In an action for the breach of an obligation not
arising from contract, where it is proven by clear and convincing evidence that
the defendant has been guilty of oppression, fraud, or malice, the plaintiff,
in addition to the actual damages, may recover damages for the sake of example
by way of punishing the defendant. (Cal. Civ. Code § 3294(a).)
“‘Malice’ means conduct which is intended by the
defendant to cause injury to the plaintiff or despicable conduct which is
carried on by the defendant with a willful and conscious disregard of the
rights or safety of others.” (CCP § 3294(c)(1).)
“‘Oppression’ means despicable conduct that subjects a
person to cruel and unjust hardship in conscious disregard of that person’s
rights.” (CCP § 3294(c)(2).)
“‘Fraud’ means an intentional misrepresentation,
deceit, or concealment of a material fact known to the defendant with the
intention on the part of the defendant of thereby depriving a person of
property or legal rights or otherwise causing injury.” (CCP § 3294(c)(3).)
“In order to survive a motion to strike an allegation
of punitive damages, the ultimate facts showing an entitlement to such relief
must be pled by a plaintiff.” (Clauson v.
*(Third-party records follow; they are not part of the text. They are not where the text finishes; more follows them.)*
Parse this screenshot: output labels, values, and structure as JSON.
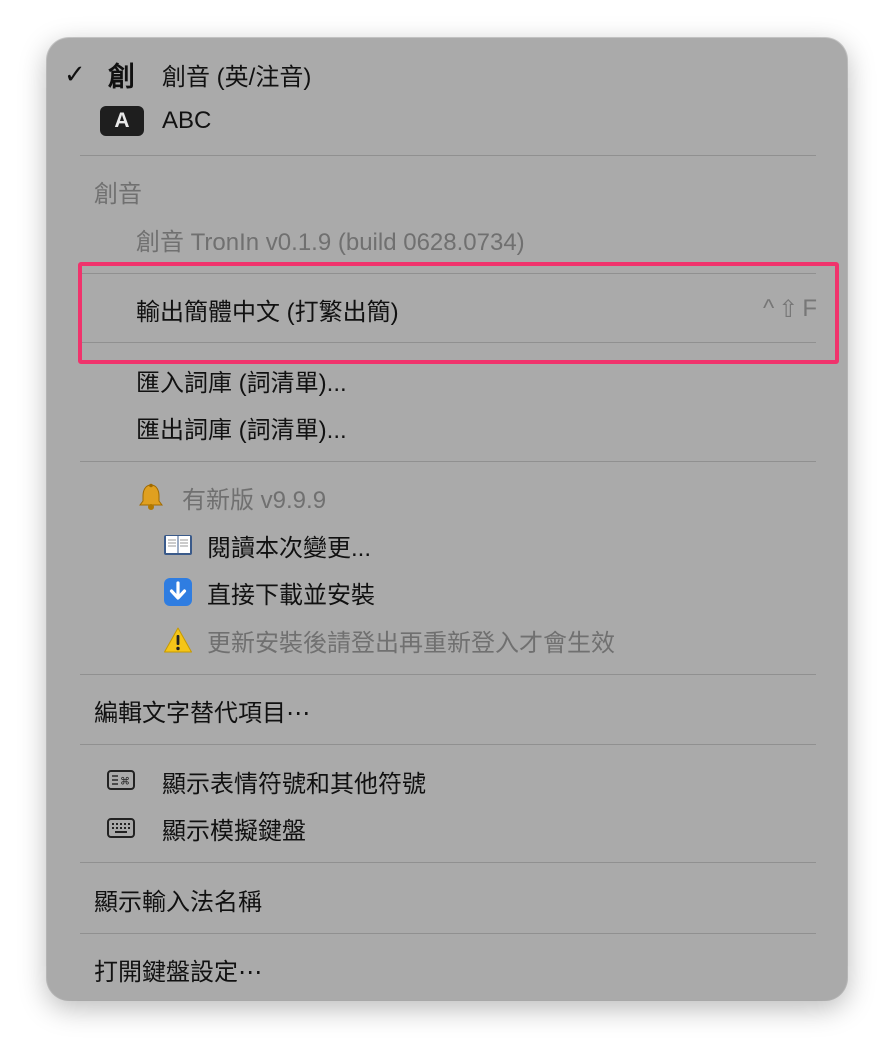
{
  "menu": {
    "input_sources": {
      "chuang": {
        "glyph": "創",
        "label": "創音 (英/注音)",
        "checked": true
      },
      "abc": {
        "badge": "A",
        "label": "ABC"
      }
    },
    "section_title": "創音",
    "version_line": "創音 TronIn v0.1.9 (build 0628.0734)",
    "output_simplified": {
      "label": "輸出簡體中文 (打繁出簡)",
      "shortcut": [
        "^",
        "⇧",
        "F"
      ]
    },
    "import_dict": "匯入詞庫 (詞清單)...",
    "export_dict": "匯出詞庫 (詞清單)...",
    "update": {
      "title": "有新版 v9.9.9",
      "read_changes": "閱讀本次變更...",
      "download_install": "直接下載並安裝",
      "warning": "更新安裝後請登出再重新登入才會生效"
    },
    "edit_text_replacements": "編輯文字替代項目⋯",
    "show_emoji": "顯示表情符號和其他符號",
    "show_keyboard_viewer": "顯示模擬鍵盤",
    "show_input_source_name": "顯示輸入法名稱",
    "open_keyboard_settings": "打開鍵盤設定⋯"
  },
  "colors": {
    "menu_background": "#aaaaaa",
    "highlight_border": "#f0336c",
    "disabled_text": "#707070"
  }
}
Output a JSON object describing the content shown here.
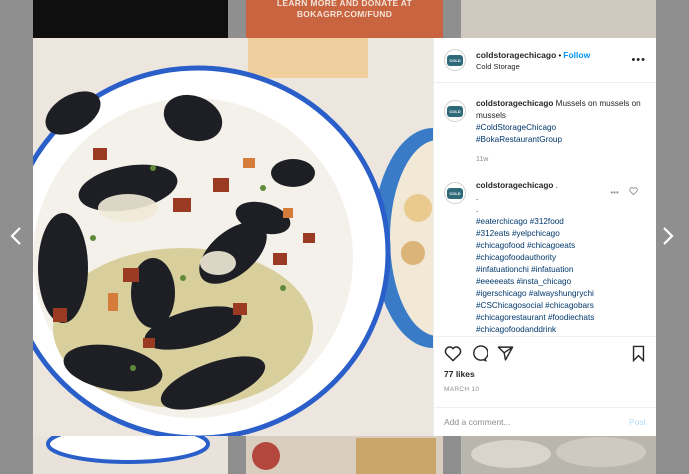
{
  "background": {
    "top_banner_line1": "LEARN MORE AND DONATE AT",
    "top_banner_line2": "BOKAGRP.COM/FUND"
  },
  "nav": {
    "prev_icon": "chevron-left-icon",
    "next_icon": "chevron-right-icon"
  },
  "post": {
    "username": "coldstoragechicago",
    "follow_label": "Follow",
    "location": "Cold Storage",
    "caption": {
      "username": "coldstoragechicago",
      "text": "Mussels on mussels on mussels",
      "tags": [
        "#ColdStorageChicago",
        "#BokaRestaurantGroup"
      ],
      "time": "11w"
    },
    "comment": {
      "username": "coldstoragechicago",
      "text_tail": " .",
      "dots": [
        ".",
        "."
      ],
      "tag_lines": [
        "#eaterchicago #312food",
        "#312eats #yelpchicago",
        "#chicagofood #chicagoeats",
        "#chicagofoodauthority",
        "#infatuationchi #infatuation",
        "#eeeeeats #insta_chicago",
        "#igerschicago #alwayshungrychi",
        "#CSChicagosocial #chicagobars",
        "#chicagorestaurant #foodiechats",
        "#chicagofoodanddrink"
      ]
    },
    "likes": "77 likes",
    "date": "MARCH 10",
    "comment_placeholder": "Add a comment...",
    "post_label": "Post"
  },
  "colors": {
    "link": "#0095f6",
    "hashtag": "#00376b",
    "bowl_rim": "#2a5fc9"
  }
}
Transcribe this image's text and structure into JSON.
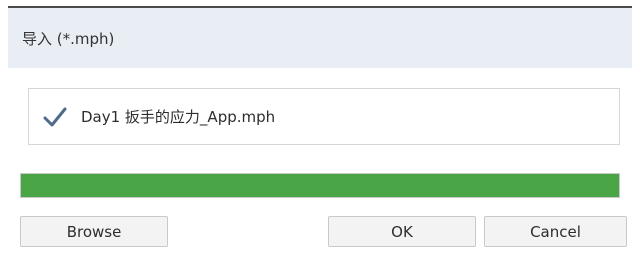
{
  "dialog": {
    "title": "导入 (*.mph)",
    "file": {
      "icon": "checkmark-icon",
      "name": "Day1 扳手的应力_App.mph"
    },
    "progress": {
      "fraction": 1.0,
      "fill_color": "#4aa547"
    },
    "buttons": {
      "browse": "Browse",
      "ok": "OK",
      "cancel": "Cancel"
    }
  }
}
Superior Court (1998) 67
Cal. App. 4th 1253, 1255.) Conclusory allegations, devoid of any factual
assertions, are insufficient to support a conclusion that parties acted with
oppression, fraud or malice. (Smith v. Sup. Ct. (1992) 10 Cal. App. 4th
1033, 1042.)
Although Defendant argues that Plaintiff has not
alleged any factual behavior on the part of Defendant that would give rise to
the level of oppression, fraud, or malice, the Court does not find Defendant’s
argument availing. Plaintiff has alleged facts that a jury could potentially
find rises to the level of oppression, fraud, or malice for Plaintiff’s cause
of action for bad faith breach of the implied covenant of good faith and fair
dealing.
Further, the Court notes that Plaintiff cited to a
case in which an award of punitive damages was proper for a defendant breaching
its duty to deal reasonably and in good faith with its insured. (See Neal v.
Farmers Ins. Exchange (1978) 21 Cal.3d 910, 922-923.)
Because the instant action is at the pleading stage,
the Court does not find Defendant’s argument availing.
Defendant’s motion to strike is DENIED.